Assistenza e previdenza: le due facce della medaglia

Alcune novità introdotte dalla finanziaria 2009 in ambito previdenziale.



FTA Online News, Milano, 26 Nov 2008 - 10:35

Approvato dalla Camera il disegno di legge finanziaria prevede un intervento di carattere strutturale nel campo della previdenza, riassegnando le competenze. Nello specifico la Finanziaria 2009 attualmente in esame al Parlamento prevede una riduzione di 4,6 miliardi di euro di trasferimenti dal bilancio dello Stato a quello dell’Inps (articolo 2, commi 25 e 26).

La scelta operata sarebbe diretta conseguenza dell’avanzo di esercizio registrato dell’ente previdenziale a seguito dell’aumento delle aliquote contributive da lavoro dipendente introdotte dallo scorso governo.

Dall’assistenza alla previdenza

Alcune prestazioni, fino ad ora ritenute di carattere assistenziale e quindi poste a carico dello Stato, dal prossimo anno non saranno più imputate alla Gias (la Gestione degli interventi assistenziali, appunto). Una quota dei minori trasferimenti è utilizzata ai fini dell’incremento dei trasferimenti alla Gestione degli invalidi civili (che sicuramente è parte dell’assistenza).

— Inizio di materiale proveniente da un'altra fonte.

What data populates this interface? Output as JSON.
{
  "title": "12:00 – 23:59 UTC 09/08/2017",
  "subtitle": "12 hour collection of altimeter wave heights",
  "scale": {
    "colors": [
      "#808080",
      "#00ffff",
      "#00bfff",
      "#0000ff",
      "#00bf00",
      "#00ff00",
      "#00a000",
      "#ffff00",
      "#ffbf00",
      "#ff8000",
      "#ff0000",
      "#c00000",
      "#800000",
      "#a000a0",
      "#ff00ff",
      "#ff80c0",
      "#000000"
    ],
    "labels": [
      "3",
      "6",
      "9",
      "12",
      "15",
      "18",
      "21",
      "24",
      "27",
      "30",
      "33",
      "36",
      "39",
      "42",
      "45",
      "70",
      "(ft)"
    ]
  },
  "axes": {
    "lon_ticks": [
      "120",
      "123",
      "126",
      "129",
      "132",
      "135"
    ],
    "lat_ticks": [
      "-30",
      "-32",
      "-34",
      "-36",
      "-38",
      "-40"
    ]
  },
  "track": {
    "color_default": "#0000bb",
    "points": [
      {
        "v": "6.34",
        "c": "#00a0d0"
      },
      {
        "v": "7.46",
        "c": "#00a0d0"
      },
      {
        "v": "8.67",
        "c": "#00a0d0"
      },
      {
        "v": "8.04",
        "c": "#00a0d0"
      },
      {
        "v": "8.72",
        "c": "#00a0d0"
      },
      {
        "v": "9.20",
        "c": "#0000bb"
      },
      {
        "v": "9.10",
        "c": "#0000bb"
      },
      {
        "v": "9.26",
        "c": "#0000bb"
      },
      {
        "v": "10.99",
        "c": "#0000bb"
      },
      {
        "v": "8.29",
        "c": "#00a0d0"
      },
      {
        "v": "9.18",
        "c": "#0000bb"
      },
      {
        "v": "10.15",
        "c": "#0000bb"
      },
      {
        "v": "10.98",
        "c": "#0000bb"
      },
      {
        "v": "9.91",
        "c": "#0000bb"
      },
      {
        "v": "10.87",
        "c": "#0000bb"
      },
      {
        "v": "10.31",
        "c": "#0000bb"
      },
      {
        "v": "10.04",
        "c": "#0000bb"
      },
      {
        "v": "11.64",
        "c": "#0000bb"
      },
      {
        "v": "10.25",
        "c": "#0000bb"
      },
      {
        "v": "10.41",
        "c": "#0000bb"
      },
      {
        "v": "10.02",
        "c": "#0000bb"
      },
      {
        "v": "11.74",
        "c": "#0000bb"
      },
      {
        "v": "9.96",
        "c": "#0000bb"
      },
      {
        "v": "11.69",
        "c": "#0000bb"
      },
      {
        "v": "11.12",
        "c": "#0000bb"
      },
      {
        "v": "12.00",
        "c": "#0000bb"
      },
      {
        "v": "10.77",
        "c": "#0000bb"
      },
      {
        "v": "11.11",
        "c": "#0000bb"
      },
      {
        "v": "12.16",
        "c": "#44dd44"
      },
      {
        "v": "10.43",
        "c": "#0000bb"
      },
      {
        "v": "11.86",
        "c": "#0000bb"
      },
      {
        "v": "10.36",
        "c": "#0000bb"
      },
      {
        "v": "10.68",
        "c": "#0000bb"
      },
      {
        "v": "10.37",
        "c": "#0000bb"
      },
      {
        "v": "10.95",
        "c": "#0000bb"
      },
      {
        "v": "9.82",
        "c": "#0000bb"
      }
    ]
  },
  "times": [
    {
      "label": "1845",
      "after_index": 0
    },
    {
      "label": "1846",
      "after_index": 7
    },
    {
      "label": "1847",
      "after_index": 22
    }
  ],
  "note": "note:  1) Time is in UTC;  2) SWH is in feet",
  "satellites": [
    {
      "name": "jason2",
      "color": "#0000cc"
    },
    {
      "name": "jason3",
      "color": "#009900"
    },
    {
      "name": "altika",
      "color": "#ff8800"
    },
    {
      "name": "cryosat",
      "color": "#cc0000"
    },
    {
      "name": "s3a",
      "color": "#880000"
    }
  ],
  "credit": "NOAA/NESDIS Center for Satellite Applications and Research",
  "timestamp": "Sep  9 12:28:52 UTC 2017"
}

Le prestazioni ‘trasferite’ dall’assistenza alla previdenza sono le seguenti:

  • incremento dell’assegno al nucleo familiare di cui all’articolo 1 comma 11 lett. a) della legge n.296/2006;
  • incremento dell’indennità di disoccupazione ordinaria non agricola;
  • revisione dei requisiti di accesso al pensionamento anticipato;
  • soppressione del contributo aggiuntivo sul lavoro straordinario,
  • abolizione del divieto di cumulo.

La separazione delle competenze

A sancire il principio della separazione tra assistenza e previdenza è stata la legge n. 88/1989 che ha riformato in tal senso la struttura del bilancio dell’Inps. In particolare - oltre alla Gestione delle prestazioni temporanee, che eroga le prestazioni contro la disoccupazione involontaria, la Cig ordinaria, gli assegni al nucleo familiare, nell’ambito del Comparto dei lavoratori dipendenti - venne istituita (art. 37) la Gestione degli interventi assistenziali e di sostegno al reddito (Gias) che divenne il collettore degli apporti dal bilancio dello Stato a quello dell’Inps. Così, una serie di prestazioni (pensioni sociali, agevolazioni contributive, prepensionamenti, quota parte per ciascuna mensilità di pensione, ecc.) furono poste a carico dello Stato, il quale si accollò anche l’onere di ripianare il debito accumulato dall’Istituto.

Interventi previdenziali

Già a partire dal 1989 i bilanci delle gestioni Inps furono predisposti secondo le nuove direttive, che prevedevano una ricomposizione funzionale delle attività con riferimento alla loro natura previdenziale o non previdenziale. Proprio la legge n. 88/1989 fu risolutiva per il risanamento del bilancio Inps, anche grazie alla Gias che aveva il compito di raccogliere le prestazioni più critiche, poste a carico della fiscalità generale.

Le implicazioni fiscali

La questione della separazione tra previdenza ed assistenza, in conclusione, ha alle spalle un lavoro complesso ed implica, già adesso, un robusto apporto della fiscalità generale. Tanto che ormai sembra essersi smarrito il significato originario dei concetti di assistenza e di previdenza, in quanto è considerato classificabile nel primo settore tutto quanto è stato posto dalla legge a carico dello Stato e dei trasferimenti dal suo bilancio.